For millions of years, crayweed has grown off the coastline of Australia. For as long as anyone can remember, the southeast coastline has been dominated by large forests of crayweed, stretching all the way from Port Macquarie in the north, to Hobart in the south. Its growth had continued uninterrupted, weathering storms, swells and shifting sands.


Thirty years ago, that changed.


All along the 70 kilometres of coastline off metropolitan Sydney, Crayweed vanished. And quickly. Tens of thousands of years disappeared in the space of a decade or two.


Prof. Adriana Verges from the Sydney Institute of Marine Science, and Professor of marine ecology at UNSW joined us from the International Seaweed Symposium in Hobart to explain exactly what went wrong.

 

 

 

“The decline in Sydney was most likely due to sewerage,” she explains. “In the 1980s, sewerage was discharged just off the coastline. In that decade, Bondi beach was closed 50% of the time because of the poor water quality. And it turns out that this kind of pollution is really damaging to young crayweed. They just can’t cope.”

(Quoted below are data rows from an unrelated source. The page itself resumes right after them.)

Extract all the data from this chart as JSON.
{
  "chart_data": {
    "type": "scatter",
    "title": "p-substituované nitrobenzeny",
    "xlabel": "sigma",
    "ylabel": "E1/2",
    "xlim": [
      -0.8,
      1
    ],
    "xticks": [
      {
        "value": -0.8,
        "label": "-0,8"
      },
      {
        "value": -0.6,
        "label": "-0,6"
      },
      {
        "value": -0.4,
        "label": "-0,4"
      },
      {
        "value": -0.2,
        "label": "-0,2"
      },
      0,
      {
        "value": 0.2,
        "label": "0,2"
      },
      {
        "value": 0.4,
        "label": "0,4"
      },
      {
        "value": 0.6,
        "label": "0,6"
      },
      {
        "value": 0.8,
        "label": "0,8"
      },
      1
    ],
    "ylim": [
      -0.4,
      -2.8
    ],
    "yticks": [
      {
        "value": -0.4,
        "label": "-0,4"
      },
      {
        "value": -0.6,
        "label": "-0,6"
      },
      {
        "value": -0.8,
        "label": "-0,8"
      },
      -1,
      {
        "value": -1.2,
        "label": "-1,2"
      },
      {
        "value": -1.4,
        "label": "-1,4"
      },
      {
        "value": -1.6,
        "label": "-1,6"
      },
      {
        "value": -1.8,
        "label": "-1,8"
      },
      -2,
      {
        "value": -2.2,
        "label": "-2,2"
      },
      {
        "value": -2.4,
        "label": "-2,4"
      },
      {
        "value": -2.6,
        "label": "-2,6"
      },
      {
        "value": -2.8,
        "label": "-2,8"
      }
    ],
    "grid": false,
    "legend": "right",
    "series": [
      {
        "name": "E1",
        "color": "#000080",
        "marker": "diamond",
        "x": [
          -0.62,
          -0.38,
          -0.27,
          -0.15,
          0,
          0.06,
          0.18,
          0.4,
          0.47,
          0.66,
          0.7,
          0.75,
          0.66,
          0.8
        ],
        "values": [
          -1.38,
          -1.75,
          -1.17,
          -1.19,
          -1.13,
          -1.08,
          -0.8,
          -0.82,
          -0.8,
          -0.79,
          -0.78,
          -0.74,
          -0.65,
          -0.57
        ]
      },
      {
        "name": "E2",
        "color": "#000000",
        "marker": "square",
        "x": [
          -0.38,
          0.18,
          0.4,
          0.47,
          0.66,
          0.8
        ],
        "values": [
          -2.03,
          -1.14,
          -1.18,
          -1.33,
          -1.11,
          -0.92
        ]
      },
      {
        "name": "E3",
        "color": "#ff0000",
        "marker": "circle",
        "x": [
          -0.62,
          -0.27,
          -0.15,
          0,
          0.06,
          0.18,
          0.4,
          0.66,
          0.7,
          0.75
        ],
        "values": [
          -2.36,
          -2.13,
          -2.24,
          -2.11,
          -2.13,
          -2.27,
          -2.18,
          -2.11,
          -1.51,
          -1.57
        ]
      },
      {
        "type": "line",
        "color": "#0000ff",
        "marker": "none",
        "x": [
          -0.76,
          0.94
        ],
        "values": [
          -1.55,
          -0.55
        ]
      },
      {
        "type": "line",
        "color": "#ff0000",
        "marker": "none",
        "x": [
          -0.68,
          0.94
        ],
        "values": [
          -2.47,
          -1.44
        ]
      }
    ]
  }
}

She is at pains to point out that Sydney Water performed a herculean task in addressing this problem, so much so that Sydney now has some of the cleanest water of any cities around the world. “But the crayweed never came back,” she says.


For over twelve years, Adriana has been co-leading Operation Crayweed, an initiative to restore this precious species to the shores of Sydney beaches, along with Associate Professor Ziggy Marzinelli from the University of Sydney. Over that time, it has reversed local extinction of crayweed. “We have restored seven sites along the coastline,” She explains, and her excitement is palpable. “It’s amazing to me that we have reversed local extinction, and there is now crayweed off Bondi beach again. By 2040, we aim to have restored seventeen more sites, and to have restored that domination of crayweed along the coastline.”

 

Crayweed closeup

 

 

If at this point, you’re not entirely sure why such an effort should be made to restore seaweed, then you have missed the importance of seaweed to our everyday lives. Consider this:

 

  • Crayweed has an enormous capacity to capture carbon, and so the larger the forests off our shores, the less carbon floating around our atmosphere.

 

  • Crayweed supports unique epifaunal communities. It gets its name from crayfish (a.k.a rock lobster) which is the most valuable seafood in Australia. It also houses abalone, the second most valuable. As you can imagine, there are millions of dollars and countless jobs riding on the future of local crayweed forests.

 

  • Crayweed also plays a significant role in upholding the delicate balance of the ecosystem. Think of it as a simple equation: More crayweed = more crayfish. More crayfish = fewer sea urchins. Fewer sea urchins = a balanced ecosystem. The moment that balance is disturbed, everything gets out of kilter.

 

  • Crayweed provides habitat for a range of other tiny invertebrates that don’t populate other species of seaweed, yet are critical for a thriving ecosystem.

Clearly, crayweed matters, and something needs to be done. But how do Adriana and her colleagues go about replenishing the populations that have been lost? According to Adriana, it isn’t as difficult as it sounds.

 

“We aren’t physically replanting giant stretches of crayweed by hand,” she says. “We transplant healthy adult plants from nearby populations and let nature take its course. That little nuclei becomes self-sustaining and spreads outwards. It shows that you just need to give nature a helping hand, a little nudge and it just goes off.”


This is a good news story! And these are often underreported in the news these days. But there is something you can’t miss: Nature often requires this “nudge” once humans have interfered. 

 

“We do community plantings, and we have call outs for volunteers,” she says. All of this can be found on their website, as well as their social media accounts.

 

OneFishTwoFish is delighted to partner with Operation Crayweed as they provide that little nudge to populations of crayweed off our eastern shoreline.